Emil Gataullin

Zauberhaftes Russland

© Emil Gataullin

Kann es für einen begabten Menschen etwas Schlimmeres geben, als von seinen Zeitgenossen verkannt zu werden? Emil Gataullin konnte diesem Schicksal entkommen. Bis vor Kurzem war der heute 46-jährige Fotograf aus Joschkar-Ola, einem Ort, der 750 Kilometer östlich von Moskau an einem Wolgazufluss liegt, in Europa und den USA so gut wie unbekannt.

Doch alles änderte sich, als er 2014 beim Alfred-Fried-Award ausgezeichnet wurde. Unter 5200 Einsendungen aus über 100 Ländern hatte sich sein Bild durchgesetzt, eine Aufnahme von zwei Jungen, die sich in Ferapontowo im Bezirk Wologda mit einer Schaukel überschlagen. Es beinhaltet alles, was Gataullins Werk ausmacht: ein ländliches Russland in Schwarz-Weiß, poetisch, zeitlos und weit entfernt vom Klischee einer maßlosen Industrialisierung, wie es im Westen gepflegt wird. Ohne nostalgisch zu werden oder zu überzeichnen, fängt Gataullin das Wesen des ländlichen Lebens seiner Heimat ein, in einem Stil, der an Cartier-Bresson und Koudelka denken lässt, zwei Meister, auf die er sich immer wieder beruft.

„Meine Bilder sind keine Projekte.“ So beschreibt Gataullin seine Arbeit in seinem Buch Bis zum Horizont, das 2016 erschien. „Sie sind einfach nur Ausschnitte aus dem Leben.“ Augenblicke des Alltags verwandelt er in magische Momente, die den Betrachter verzaubern. Wie auf dem Bild, das die Beine einer Frau zeigt, die im Brautkleid und in weißen High Heels eine von Pfützen bedeckte Straße überquert. Ihr Kleid bauscht sich auf, und ihre Gestalt spiegelt sich im Wasser. Eine Hommage an Willy Ronis und sein berühmtes Foto aus dem Jahr 1947, auf dem eine junge Dame über eine Pfütze steigt, in der sich die Säule auf der Place Vendôme spiegelt.

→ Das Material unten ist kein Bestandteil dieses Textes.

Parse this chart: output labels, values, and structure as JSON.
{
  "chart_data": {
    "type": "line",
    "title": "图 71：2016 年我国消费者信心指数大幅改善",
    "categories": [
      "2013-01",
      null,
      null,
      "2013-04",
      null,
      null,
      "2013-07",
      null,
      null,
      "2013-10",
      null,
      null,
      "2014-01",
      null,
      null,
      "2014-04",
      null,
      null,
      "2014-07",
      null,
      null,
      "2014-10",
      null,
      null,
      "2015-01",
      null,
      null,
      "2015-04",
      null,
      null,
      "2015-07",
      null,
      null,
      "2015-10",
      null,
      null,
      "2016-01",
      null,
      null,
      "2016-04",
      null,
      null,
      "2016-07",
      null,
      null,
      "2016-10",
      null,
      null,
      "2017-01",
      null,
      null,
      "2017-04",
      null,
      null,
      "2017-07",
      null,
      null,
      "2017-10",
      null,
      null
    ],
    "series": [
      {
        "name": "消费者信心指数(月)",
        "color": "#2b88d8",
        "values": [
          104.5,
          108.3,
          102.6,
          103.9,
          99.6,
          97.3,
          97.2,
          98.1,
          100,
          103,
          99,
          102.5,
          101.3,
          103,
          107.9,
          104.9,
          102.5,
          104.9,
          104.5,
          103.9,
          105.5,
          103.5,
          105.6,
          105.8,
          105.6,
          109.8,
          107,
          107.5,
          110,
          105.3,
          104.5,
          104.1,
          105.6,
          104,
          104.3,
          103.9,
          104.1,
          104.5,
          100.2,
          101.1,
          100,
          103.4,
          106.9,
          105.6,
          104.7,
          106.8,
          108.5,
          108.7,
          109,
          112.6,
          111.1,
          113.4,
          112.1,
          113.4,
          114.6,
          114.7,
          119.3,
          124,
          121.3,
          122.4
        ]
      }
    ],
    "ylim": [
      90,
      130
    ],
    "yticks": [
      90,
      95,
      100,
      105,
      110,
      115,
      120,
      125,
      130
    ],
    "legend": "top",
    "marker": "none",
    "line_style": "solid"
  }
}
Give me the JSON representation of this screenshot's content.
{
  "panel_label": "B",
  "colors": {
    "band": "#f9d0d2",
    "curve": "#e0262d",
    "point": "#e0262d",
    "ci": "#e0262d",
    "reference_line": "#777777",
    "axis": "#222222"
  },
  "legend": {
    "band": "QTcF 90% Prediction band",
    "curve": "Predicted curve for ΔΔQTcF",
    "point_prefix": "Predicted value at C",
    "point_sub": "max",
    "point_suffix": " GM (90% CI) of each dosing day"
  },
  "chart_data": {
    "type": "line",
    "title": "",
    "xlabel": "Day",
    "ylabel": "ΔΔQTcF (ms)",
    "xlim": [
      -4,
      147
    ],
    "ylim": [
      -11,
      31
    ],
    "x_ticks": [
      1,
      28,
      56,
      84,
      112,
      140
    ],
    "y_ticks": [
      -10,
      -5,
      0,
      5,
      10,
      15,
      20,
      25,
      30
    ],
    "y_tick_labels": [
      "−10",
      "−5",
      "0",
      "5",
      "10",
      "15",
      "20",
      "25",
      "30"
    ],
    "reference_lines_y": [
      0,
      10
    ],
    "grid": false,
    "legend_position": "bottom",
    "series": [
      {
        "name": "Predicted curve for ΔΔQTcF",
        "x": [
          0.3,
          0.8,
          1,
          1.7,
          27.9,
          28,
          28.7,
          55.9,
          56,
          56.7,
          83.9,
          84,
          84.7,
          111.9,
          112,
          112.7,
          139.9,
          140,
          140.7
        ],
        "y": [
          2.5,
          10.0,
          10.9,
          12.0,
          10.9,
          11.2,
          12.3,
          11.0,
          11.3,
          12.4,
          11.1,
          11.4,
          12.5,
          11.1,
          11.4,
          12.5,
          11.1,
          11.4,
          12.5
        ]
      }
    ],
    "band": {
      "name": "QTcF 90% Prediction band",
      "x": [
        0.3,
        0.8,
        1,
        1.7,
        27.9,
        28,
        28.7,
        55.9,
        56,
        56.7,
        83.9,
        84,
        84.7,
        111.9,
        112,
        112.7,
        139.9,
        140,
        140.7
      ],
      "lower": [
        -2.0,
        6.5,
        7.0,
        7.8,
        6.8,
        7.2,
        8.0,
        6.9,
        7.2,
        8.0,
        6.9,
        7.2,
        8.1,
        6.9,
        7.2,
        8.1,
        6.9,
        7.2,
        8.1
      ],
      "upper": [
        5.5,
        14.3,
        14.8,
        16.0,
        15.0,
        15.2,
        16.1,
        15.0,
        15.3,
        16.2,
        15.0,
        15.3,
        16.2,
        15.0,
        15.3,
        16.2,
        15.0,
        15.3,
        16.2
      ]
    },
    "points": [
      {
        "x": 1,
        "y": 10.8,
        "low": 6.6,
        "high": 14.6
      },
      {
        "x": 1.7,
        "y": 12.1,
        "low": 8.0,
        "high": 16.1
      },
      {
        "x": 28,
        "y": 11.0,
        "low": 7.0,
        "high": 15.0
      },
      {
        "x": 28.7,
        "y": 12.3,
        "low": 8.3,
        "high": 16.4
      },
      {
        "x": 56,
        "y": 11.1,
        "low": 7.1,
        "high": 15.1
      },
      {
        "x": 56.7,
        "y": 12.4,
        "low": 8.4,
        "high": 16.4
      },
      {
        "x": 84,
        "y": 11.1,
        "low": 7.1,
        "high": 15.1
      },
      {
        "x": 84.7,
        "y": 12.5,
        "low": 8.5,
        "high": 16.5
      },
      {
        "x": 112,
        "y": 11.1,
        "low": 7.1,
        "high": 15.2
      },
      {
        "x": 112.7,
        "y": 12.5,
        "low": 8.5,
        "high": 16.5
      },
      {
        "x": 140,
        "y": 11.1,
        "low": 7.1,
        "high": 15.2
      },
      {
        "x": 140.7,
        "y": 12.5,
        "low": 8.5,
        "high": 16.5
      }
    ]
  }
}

Emil Gataullin, Sohn eines Sängers und einer Musiklehrerin, hat sich die Liebe zum russischen Landleben bewahrt, die in ihm entstand, als er als Kind die Ferien bei seiner Großmutter und seinem Onkel verbrachte und dort Pilze sammelte, aufs Vieh aufpasste oder zum Angeln ging. „Das war die schönste Zeit meines Lebens“, so Gataullin im Rückblick. Vielleicht sind diese Worte der Schlüssel zum Verständnis seines Werks. Seine Bilder ermöglichen ihm eine Reise in die Vergangenheit, zurück in das Dorf seiner Kindheit. So kann er wieder mit dieser Welt in Verbindung treten, die er verlassen hat, als er mit seiner Familie an den Rand einer Großstadt zog. Diese Ausstellung ist eine Liebeserklärung an das Land seiner Kindheit, eine romantische Irrfahrt durch unentdeckte Gefilde, in denen die Uhren langsamer gehen.